Oklahoma City

Oklahoma sheriff offers tips to prevent becoming victim of scammers – Oklahoma City, Oklahoma

Oklahoma City, Oklahoma 2020-11-20 10:22:55 –

Wagoner County, Oklahoma (KFOR) – With Black Friday imminent, many shoppers may be asking for a gift card to finish their holiday shopping.

Wagoner County Sheriff Chris Elliott says fraudsters often demand gift cards as an easy way to steal money from unprotected victims.

Fraudsters often target taxpayers to pay fake taxes with gift cards. Sheriff Elliott says gift cards are for gifts, not for tax payments.
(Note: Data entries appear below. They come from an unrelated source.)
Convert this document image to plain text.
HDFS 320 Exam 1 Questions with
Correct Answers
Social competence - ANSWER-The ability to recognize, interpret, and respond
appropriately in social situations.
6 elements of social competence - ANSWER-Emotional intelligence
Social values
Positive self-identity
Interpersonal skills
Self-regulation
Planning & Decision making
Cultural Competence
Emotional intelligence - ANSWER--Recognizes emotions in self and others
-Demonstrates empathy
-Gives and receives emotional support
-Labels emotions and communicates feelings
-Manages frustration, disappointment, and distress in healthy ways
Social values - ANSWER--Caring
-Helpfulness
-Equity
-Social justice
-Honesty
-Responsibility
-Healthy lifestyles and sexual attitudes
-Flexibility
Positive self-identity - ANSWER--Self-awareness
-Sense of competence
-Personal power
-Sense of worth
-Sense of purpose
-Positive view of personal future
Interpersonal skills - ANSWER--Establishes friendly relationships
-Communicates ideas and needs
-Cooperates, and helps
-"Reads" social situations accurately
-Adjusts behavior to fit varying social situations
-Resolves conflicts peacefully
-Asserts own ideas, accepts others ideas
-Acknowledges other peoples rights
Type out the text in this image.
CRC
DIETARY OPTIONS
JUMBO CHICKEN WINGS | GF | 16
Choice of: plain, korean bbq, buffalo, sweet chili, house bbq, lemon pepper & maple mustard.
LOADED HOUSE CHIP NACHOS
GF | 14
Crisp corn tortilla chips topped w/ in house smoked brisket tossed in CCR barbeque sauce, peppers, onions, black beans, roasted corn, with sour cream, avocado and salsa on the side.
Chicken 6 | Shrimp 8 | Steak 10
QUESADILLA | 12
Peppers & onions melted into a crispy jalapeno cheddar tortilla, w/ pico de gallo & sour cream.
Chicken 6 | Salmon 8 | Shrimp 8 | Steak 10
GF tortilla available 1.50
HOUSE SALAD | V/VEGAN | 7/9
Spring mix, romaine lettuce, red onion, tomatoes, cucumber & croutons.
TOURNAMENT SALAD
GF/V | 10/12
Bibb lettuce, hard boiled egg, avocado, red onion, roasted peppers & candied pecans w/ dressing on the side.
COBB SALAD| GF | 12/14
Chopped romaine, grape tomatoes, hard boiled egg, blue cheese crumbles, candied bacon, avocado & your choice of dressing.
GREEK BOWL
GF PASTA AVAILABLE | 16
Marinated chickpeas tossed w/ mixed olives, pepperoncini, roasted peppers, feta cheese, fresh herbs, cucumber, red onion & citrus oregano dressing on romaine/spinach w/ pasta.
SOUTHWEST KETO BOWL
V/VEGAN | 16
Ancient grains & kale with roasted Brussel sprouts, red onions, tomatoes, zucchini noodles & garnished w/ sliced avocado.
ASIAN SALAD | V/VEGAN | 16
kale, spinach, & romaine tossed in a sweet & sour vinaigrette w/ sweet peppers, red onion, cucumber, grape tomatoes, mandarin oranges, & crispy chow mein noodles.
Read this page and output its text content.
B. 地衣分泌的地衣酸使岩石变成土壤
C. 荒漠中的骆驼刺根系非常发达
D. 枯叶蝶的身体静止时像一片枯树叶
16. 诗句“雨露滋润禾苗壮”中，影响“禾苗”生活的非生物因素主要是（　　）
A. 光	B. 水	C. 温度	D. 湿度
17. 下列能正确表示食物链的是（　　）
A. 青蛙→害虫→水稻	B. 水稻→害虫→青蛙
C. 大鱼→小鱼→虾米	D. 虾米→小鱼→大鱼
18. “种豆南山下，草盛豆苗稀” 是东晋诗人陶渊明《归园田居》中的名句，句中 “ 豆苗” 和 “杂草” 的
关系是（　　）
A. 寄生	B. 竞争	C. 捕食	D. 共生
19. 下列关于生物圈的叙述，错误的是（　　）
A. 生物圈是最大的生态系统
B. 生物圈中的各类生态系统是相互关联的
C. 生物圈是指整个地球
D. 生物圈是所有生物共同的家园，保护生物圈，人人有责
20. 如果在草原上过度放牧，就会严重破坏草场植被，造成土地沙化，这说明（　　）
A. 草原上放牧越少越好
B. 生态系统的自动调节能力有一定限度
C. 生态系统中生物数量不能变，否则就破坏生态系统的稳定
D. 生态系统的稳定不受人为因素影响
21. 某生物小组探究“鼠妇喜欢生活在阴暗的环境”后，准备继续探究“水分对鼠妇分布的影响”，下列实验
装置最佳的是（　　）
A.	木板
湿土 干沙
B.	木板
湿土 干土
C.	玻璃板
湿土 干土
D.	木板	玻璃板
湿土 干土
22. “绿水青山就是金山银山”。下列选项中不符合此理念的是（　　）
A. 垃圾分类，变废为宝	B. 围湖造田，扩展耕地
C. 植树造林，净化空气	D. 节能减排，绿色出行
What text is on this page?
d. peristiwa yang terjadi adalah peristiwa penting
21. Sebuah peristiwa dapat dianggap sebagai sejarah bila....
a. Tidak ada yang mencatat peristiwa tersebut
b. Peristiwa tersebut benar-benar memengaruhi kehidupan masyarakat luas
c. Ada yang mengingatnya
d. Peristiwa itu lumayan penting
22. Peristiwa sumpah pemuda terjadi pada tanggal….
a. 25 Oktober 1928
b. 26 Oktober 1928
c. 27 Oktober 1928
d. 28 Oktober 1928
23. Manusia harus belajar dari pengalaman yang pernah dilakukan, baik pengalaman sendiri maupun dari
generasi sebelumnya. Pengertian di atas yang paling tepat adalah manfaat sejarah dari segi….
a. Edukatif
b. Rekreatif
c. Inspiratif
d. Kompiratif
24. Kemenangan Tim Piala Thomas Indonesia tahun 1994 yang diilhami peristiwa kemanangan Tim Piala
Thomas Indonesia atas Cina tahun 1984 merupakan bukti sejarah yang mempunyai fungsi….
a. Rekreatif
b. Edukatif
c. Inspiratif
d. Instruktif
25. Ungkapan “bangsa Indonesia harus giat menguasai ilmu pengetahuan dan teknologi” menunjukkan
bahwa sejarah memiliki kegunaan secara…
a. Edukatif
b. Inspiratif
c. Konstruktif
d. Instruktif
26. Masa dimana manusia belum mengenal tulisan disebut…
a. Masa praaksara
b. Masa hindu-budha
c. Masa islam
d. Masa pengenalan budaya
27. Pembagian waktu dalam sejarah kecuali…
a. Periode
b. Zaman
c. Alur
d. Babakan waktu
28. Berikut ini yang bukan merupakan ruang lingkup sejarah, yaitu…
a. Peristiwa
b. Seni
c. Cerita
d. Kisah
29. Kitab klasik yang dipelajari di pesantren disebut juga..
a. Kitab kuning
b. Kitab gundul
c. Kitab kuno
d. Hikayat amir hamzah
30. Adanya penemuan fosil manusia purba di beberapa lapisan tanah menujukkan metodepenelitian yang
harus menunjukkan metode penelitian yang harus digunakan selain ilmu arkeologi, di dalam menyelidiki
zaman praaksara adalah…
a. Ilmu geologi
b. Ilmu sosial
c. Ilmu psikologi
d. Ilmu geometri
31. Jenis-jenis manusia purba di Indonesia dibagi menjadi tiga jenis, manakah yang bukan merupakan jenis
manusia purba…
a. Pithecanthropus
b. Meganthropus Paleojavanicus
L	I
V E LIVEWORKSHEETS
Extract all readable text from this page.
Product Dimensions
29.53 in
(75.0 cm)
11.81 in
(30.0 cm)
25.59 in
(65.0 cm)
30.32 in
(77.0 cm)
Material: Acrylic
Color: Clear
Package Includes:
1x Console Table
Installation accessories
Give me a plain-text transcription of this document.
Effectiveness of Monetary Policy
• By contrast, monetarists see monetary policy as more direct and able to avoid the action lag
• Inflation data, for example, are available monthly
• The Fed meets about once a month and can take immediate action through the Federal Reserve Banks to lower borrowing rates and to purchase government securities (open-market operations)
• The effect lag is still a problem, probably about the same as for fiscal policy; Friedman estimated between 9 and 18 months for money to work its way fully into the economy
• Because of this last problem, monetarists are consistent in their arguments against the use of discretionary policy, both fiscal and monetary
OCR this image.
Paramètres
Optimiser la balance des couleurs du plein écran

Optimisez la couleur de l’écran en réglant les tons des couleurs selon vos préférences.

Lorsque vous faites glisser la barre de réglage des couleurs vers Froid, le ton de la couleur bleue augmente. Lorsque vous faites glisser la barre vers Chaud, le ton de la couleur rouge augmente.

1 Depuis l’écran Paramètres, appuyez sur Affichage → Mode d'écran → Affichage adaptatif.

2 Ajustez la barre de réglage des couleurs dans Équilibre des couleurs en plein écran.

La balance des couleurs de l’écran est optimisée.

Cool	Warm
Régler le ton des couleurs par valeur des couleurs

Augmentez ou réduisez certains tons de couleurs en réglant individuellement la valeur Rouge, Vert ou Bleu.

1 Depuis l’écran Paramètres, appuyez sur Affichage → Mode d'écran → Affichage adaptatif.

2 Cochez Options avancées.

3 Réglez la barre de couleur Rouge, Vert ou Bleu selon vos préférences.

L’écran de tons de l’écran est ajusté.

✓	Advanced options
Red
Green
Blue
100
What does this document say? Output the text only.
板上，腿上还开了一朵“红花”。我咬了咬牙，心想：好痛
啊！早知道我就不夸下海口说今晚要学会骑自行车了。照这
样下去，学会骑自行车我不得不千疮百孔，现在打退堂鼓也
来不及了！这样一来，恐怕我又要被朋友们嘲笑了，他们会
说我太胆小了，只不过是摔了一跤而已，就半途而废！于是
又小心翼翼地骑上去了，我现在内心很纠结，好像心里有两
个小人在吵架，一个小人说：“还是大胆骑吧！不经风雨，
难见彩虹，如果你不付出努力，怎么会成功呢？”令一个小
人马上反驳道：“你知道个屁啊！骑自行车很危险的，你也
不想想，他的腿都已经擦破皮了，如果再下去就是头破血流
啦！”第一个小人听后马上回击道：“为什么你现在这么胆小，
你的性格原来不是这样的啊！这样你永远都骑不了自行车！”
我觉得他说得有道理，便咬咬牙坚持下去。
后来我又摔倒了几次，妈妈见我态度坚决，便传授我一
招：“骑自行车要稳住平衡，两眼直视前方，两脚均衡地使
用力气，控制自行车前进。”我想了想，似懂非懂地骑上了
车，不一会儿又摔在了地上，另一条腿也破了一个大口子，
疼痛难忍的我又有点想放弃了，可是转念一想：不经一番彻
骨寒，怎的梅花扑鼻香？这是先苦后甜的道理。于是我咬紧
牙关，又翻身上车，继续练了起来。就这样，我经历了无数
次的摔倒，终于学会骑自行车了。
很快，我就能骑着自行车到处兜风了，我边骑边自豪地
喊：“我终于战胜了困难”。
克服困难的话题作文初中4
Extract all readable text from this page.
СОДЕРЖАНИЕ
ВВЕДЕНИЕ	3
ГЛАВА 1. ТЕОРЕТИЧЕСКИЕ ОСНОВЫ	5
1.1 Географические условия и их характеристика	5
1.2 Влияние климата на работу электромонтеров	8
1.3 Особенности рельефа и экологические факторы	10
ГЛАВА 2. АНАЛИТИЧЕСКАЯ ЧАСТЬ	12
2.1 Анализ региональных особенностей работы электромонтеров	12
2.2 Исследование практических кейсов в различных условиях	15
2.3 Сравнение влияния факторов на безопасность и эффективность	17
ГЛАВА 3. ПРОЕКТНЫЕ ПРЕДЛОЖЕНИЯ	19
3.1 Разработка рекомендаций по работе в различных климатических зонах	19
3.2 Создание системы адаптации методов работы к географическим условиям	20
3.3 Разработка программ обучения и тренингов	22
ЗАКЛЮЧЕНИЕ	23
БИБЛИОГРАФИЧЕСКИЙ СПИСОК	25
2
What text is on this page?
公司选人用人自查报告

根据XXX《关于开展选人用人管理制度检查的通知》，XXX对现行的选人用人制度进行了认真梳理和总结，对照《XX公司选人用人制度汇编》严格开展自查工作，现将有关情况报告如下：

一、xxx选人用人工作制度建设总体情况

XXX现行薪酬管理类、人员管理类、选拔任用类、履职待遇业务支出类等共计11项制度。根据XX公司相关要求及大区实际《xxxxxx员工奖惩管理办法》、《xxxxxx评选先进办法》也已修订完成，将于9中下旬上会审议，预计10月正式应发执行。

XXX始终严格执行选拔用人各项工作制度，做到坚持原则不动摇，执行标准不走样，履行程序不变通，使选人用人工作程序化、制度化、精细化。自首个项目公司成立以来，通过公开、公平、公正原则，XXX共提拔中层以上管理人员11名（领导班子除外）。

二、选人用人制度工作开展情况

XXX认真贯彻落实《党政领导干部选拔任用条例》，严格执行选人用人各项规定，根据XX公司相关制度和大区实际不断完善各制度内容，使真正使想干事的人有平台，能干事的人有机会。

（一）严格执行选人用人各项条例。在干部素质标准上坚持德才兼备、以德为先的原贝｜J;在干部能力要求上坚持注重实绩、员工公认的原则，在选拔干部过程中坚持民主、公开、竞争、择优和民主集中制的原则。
Here’s how this scam usually happens:

• The most common way fraudsters request gift cards is by government spoofing fraudulent calls. However, we may also request gift cards by sending text messages, emails, or social media.
• A scammer disguised as an IRS agent calls the taxpayer or leaves a callback number in the voicemail notifying the taxpayer that it is related to some criminal activity. For example, fraudsters tell taxpayers that their ID has been stolen and used to open a fake bank account.
• Fraudsters threaten or harass taxpayers by telling them that they need to pay a fictitious tax penalty.
• Fraudsters instruct taxpayers to buy gift cards from various stores.
• When a taxpayer purchases a gift card, the fraudster asks the taxpayer to provide a gift card number and PIN.

This is how taxpayers know if it really is an IRS call. IRS never:

• Make a call to request immediate payment using a specific payment method, such as a gift card, prepaid debit card, or wire transfer. Generally, the IRS first mails an invoice to the taxpayer.
• Request that taxpayers pay taxes without the opportunity to ask or appeal about the amount they are borrowing. All taxpayers need to know their rights.
• Bring local police, immigration officers, or other law enforcement agencies and threaten to arrest taxpayers for failing to pay.
• Threaten to revoke a taxpayer’s driver’s license, business permit, or immigration status.
Taxpayers who believe they have been targeted by fraudsters should do the following:
• Contact a financial inspector at the tax authority to report a phone fraud. Use their IRS spoofing scam reporting web page. You can also call 800-366-4484.
• Report phone fraud to the Federal Trade Commission. Use the FTC Complaint Assistant in FTC.gov. I need to add “IRS Phone Scam” to my notes.